きっとチトセや彼のママが、とても素敵な人なんだろう。
にこにこしてみんなの話を聞いていたヨウコさんが、ふいに視線を上げた。チトセも同じ場所を見てる。
なんだろう?階段を上っていたときと同じだ。何も無い場所なのに。
「ラ、ラジャさんっ!」
「あらあら〜…そうなの」
「もういいですって、そのことは」
慌てた様子でチトセが声を上げた。ボクは首を傾げてしまう。
まただ。ラジャって何?誰かの名前?
「やっぱりギリシャ人でも無理か〜」
くすくす笑ってるレイシとトラオミ。どういうこと?
「二宮さんは?見える?」
「あの…何をですか?」
「榕子さんや千歳さんが話してる相手。残念ながら、オレには見えないんだけど」
「いえ、ぼくにも…すいません」
申し訳なさそうに箸を置いた。そういえばアオキ、あんまり食べてない。もったいないな。レンの料理、美味しいのに。嫌いなものがあるのかな?

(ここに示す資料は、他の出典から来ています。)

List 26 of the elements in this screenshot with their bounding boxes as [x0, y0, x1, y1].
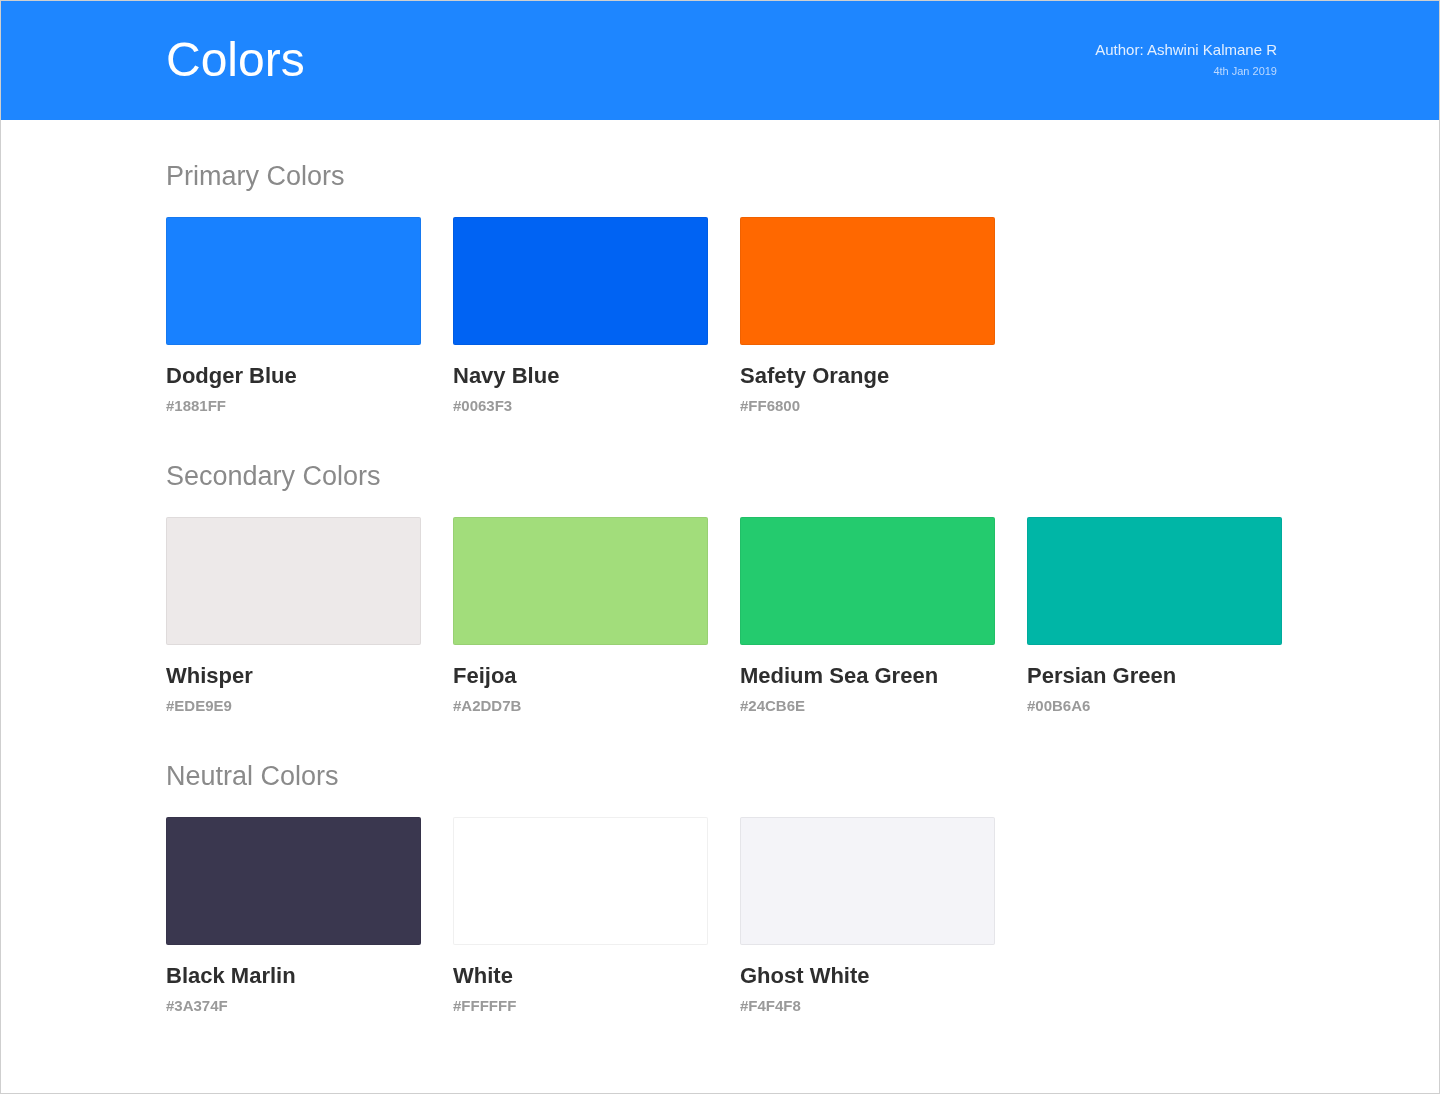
- hex-code: #A2DD7B: [453, 696, 523, 716]
- hex-code: #00B6A6: [1027, 696, 1092, 716]
- color-name: Whisper: [166, 662, 254, 690]
- color-name: Medium Sea Green: [740, 662, 940, 690]
- section-title: Primary Colors: [166, 160, 346, 193]
- hex-code: #0063F3: [453, 396, 514, 416]
- hex-code: #FFFFFF: [453, 996, 518, 1016]
- color-name: Navy Blue: [453, 362, 561, 390]
- hex-code: #1881FF: [166, 396, 228, 416]
- color-name: Safety Orange: [740, 362, 891, 390]
- date-text: 4th Jan 2019: [1213, 64, 1277, 78]
- section-title: Secondary Colors: [166, 460, 382, 493]
- color-name: Feijoa: [453, 662, 518, 690]
- color-name: White: [453, 962, 514, 990]
- hex-code: #F4F4F8: [740, 996, 802, 1016]
- color-name: Persian Green: [1027, 662, 1178, 690]
- hex-code: #3A374F: [166, 996, 229, 1016]
- page-title: Colors: [166, 32, 305, 88]
- hex-code: #FF6800: [740, 396, 802, 416]
- author-text: Author: Ashwini Kalmane R: [1095, 40, 1277, 60]
- section-title: Neutral Colors: [166, 760, 340, 793]
- color-name: Dodger Blue: [166, 362, 298, 390]
- hex-code: #24CB6E: [740, 696, 807, 716]
- color-name: Ghost White: [740, 962, 871, 990]
- hex-code: #EDE9E9: [166, 696, 233, 716]
- color-name: Black Marlin: [166, 962, 297, 990]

よく話の掴めないボクらに、レイシはニヤニヤ笑いながら、何も無い空中を指差した。
「あの辺にね、ラジャさんっていう、榕子さんの大事な人が浮いてんの」
「えええ?!プネヴマ?!」
「は?…なに?」
「え、エト、死んだヒト?!」
「ああ、違う違う。妖精とか精霊とか、わかる?フェアリーって言ったほうがわかるのかな」
混乱しながらレイシの言葉を聞いて、ようやく理解した。
「ニュンペー!スゴイ。ココにイルの?」
「詳しいことは聞かないでよ?ボクだって見えないんだから。とにかく南国荘にはそういう人たちがいてね。ほとんどは庭にいるんだけど、あのラジャさんは別格だから、姿の見える榕子さんや千歳さんは、話すことも出来るんだ。彼らもボクらと一緒、南国荘の住人」
「なんてステキなイエなんだろう…」
呆然として呟きながら、ヨウコさんやチトセの話している方を見つめる。
一生懸命目を凝らすけど、やっぱりボクには見えなかった。残念だな……見えたらすぐにでも、友達になりたいのに。

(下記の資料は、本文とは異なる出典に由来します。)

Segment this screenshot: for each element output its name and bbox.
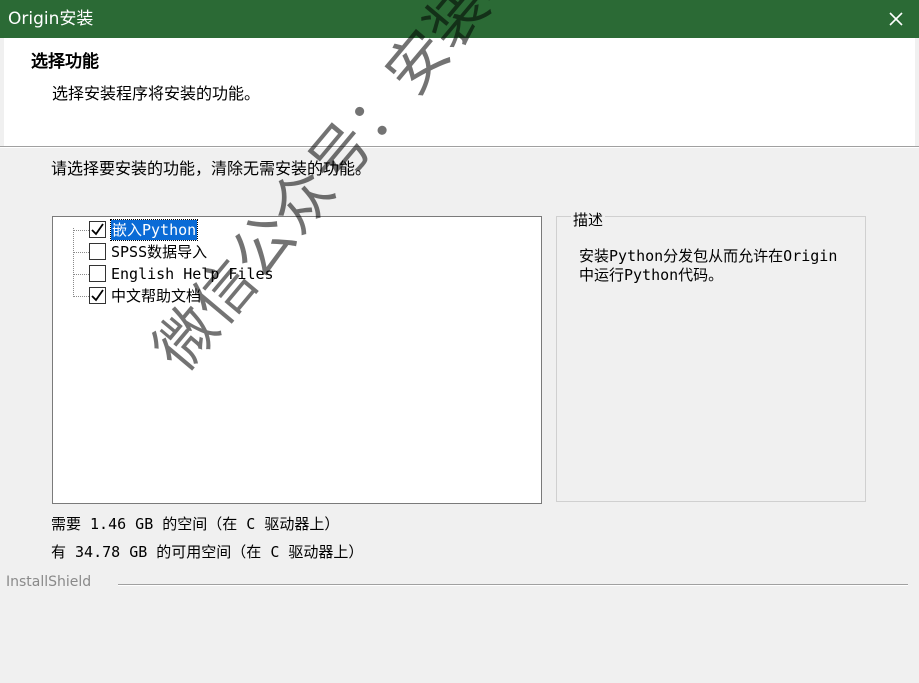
instruction-text: 请选择要安装的功能，清除无需安装的功能。	[51, 159, 372, 178]
feature-label-english-help: English Help Files	[111, 265, 274, 283]
footer-divider	[118, 584, 908, 586]
page-title: 选择功能	[31, 52, 99, 72]
tree-dots	[73, 252, 89, 253]
header-divider	[0, 146, 919, 148]
feature-checkbox-spss[interactable]	[89, 243, 106, 260]
feature-item-spss[interactable]: SPSS数据导入	[53, 241, 533, 263]
feature-label-python: 嵌入Python	[109, 219, 199, 241]
window-title: Origin安装	[8, 9, 94, 29]
feature-item-chinese-help[interactable]: 中文帮助文档	[53, 285, 533, 307]
feature-checkbox-python[interactable]	[89, 221, 106, 238]
checkmark-icon	[91, 289, 104, 302]
feature-label-chinese-help: 中文帮助文档	[111, 287, 202, 305]
feature-item-english-help[interactable]: English Help Files	[53, 263, 533, 285]
feature-checkbox-chinese-help[interactable]	[89, 287, 106, 304]
description-title: 描述	[571, 209, 606, 230]
title-bar[interactable]: Origin安装	[0, 0, 919, 38]
checkmark-icon	[91, 223, 104, 236]
installer-window: Origin安装 选择功能 选择安装程序将安装的功能。 请选择要安装的功能，清除…	[0, 0, 919, 683]
feature-checkbox-english-help[interactable]	[89, 265, 106, 282]
feature-label-spss: SPSS数据导入	[111, 243, 208, 261]
feature-tree[interactable]: 嵌入Python SPSS数据导入 English Help Files 中文帮…	[52, 216, 542, 504]
tree-dots	[73, 274, 89, 275]
tree-dots	[73, 296, 89, 297]
space-required-text: 需要 1.46 GB 的空间（在 C 驱动器上）	[51, 515, 340, 533]
page-subtitle: 选择安装程序将安装的功能。	[52, 84, 261, 103]
close-icon	[889, 12, 903, 26]
header-panel: 选择功能 选择安装程序将安装的功能。	[4, 38, 915, 146]
space-available-text: 有 34.78 GB 的可用空间（在 C 驱动器上）	[51, 543, 364, 561]
feature-item-python[interactable]: 嵌入Python	[53, 219, 533, 241]
description-text: 安装Python分发包从而允许在Origin中运行Python代码。	[579, 247, 838, 284]
close-button[interactable]	[873, 0, 919, 38]
description-group: 描述 安装Python分发包从而允许在Origin中运行Python代码。	[556, 209, 866, 502]
tree-dots	[73, 230, 89, 231]
installshield-brand: InstallShield	[6, 574, 92, 590]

神話の中でしか知らない存在が、同じ家で暮らしているなんて、見えたほうが絶対楽しいよね。
「…大丈夫だよ、二宮さん」
トラオミがそっと話しかけている。ボクもアオキの方を見た。
可哀想なくらい真っ青になって、少し震えているみたいだ。そんなアオキのこと一番最初に気付くなんて、トラオミは優しい子なんだね。
「何も怖くなんかない。どうせオレらには見えないんだし、怖がるような存在じゃないって、榕子さんや千歳さんを見てれば、わかるよね」
「虎臣くん…」
小さく頷いたアオキだけど、彼はかなりのショックを受けているみたい。